What are we waiting for?

By Stuart Hedley
Last week saw the final episode of Biking Mad, GBC’s TV show which demonstrated just how big Gibraltar’s cycling community has become in recent years.

Over the past six weeks, Anton Calderon has taken us deep into all aspects of our local cycling culture, highlighting individuals and businesses using eCargo bike solutions as alternatives to cars and vans, down to our cyclists competitors leaving this week to compete on the world stage at the Commonwealth Games.

Never before has Gibraltar entered so many elite cyclists across such a wide range of disciplines.
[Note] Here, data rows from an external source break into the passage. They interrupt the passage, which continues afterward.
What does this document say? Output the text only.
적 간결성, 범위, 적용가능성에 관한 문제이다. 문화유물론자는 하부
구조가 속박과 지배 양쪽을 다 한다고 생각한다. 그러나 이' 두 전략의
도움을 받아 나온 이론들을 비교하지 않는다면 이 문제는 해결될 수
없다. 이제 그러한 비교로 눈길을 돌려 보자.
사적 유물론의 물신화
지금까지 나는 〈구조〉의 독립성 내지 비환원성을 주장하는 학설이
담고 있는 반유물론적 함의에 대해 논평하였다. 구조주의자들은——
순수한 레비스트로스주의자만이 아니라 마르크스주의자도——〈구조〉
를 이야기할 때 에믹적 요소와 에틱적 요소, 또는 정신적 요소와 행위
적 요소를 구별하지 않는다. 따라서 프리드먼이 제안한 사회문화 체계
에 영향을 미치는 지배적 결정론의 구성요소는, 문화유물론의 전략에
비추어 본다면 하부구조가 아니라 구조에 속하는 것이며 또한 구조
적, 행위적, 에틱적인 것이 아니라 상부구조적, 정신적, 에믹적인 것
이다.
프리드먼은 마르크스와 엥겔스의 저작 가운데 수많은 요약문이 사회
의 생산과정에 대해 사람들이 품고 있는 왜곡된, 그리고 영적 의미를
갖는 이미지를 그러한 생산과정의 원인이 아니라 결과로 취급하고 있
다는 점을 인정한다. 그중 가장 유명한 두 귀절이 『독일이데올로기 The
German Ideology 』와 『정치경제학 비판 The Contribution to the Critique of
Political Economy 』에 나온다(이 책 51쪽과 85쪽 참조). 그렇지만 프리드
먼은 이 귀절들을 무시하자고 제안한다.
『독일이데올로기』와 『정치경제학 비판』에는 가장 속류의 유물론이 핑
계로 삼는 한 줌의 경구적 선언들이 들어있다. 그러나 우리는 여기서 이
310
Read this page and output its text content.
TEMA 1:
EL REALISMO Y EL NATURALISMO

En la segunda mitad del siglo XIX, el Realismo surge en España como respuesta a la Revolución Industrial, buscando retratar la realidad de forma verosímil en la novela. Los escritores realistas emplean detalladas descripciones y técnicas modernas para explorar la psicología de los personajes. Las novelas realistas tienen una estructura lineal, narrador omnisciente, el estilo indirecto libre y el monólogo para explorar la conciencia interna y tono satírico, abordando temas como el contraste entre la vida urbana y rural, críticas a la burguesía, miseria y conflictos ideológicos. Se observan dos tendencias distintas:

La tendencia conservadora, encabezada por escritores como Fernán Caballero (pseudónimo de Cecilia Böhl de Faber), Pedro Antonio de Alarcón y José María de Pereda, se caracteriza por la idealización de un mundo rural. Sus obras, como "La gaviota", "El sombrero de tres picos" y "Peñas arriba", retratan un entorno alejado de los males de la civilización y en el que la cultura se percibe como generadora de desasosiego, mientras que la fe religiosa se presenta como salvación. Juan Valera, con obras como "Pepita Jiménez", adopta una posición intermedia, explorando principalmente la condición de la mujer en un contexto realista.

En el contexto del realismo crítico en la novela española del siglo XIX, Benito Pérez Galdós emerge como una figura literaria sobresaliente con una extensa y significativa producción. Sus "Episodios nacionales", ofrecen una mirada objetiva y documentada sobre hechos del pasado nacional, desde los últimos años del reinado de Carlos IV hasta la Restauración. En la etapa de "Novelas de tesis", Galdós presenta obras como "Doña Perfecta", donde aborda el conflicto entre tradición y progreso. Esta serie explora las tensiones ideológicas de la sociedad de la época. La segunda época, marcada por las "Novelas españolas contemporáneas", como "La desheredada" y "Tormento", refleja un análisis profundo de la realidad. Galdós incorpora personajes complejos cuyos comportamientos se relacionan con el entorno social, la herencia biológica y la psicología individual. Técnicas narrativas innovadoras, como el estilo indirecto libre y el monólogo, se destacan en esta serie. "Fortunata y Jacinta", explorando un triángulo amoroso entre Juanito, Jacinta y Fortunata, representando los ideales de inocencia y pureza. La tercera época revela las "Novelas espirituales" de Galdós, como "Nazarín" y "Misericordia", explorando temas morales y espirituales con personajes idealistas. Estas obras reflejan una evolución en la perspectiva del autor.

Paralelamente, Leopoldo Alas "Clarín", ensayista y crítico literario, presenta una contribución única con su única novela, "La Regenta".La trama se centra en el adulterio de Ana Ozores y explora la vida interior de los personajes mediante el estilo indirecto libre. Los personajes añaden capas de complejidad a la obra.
How proud we should be of them and all the athletes competing in the Games as part of Team Gibraltar.

A common theme throughout the series has been the obvious lack of dedicated cycling infrastructure despite the escalation in bicycle adoption.

The perception of road safety for cyclists in Gibraltar is still extremely poor.

Very few parents are about to allow their children to pedal alone on the roads to get to school.

The game changer will be the bike lanes we see transforming the quality of life for all city dwellers who have civil servants brave enough to create them.

Episode 5 of Biking Mad saw Anton visit the city of Cádiz and interview urban planners who were able to clearly demonstrate the benefits of taking back control of their streets to promote active and sustainable modes of transport such as walking and cycling .

Increased visitor numbers and the regeneration of abandoned commercial areas are just some of the measurable results.

Also during this episode, Gibraltar’s Transport Minister Paul Balban gave us a glimpse of what we can expect for our city in the hopefully not too distant future.

Committing to integrating a mobility plan for the city that encourages active and sustainable travel, and that ensures the fluidity of our circulation, does not always receive the immediate positive response from the community that one might expect.

Cadiz town planners describe how they were lambasted by members of their local community and the press for daring to wrest some control from the overbearing car.
In Gibraltar, it’s pretty much the same story.

As soon as cycling infrastructure is introduced into public space, it is met with derision and ridicule from those who feel that their vehicular freedoms are somehow going to be curtailed.
There seems to be a common misconception.

The introduction of conditions which will ensure a safer environment for cyclists and pedestrians does not mean that users of traditional motor vehicles will be unfairly affected.
In fact, quite the opposite is true.

No one questions the fact that all kinds of motor vehicles have their time and place depending on the individual needs of the user.

The distinction we need to make is between essential and non-essential vehicle travel.

Encouraging people to use cars and motorbikes less and creating an environment that will make people safer to cycle and walk will reduce the number of vehicles on the busy road network.

This is a huge bonus for anyone with essential vehicle journeys such as the elderly or disabled, families with young children, commercial vehicles and our taxis, public transport and emergency services.

The number of vehicles registered in Gibraltar has increased during the pandemic and is now estimated at between 40,000 and 45,000.

Our road network hasn’t grown at such a rapid pace, and given the number of residential properties under construction (currently 2,000-3,000), we can only expect car ownership to continue to thrive.

As Anton’s interviews in Cádiz clearly demonstrate, building cycling infrastructure is no longer a leap of faith into the unknown that may or may not have a positive effect on the whole community.

What are we waiting for?

Stuart Hedley is the owner of EBike (Gibraltar) Ltd.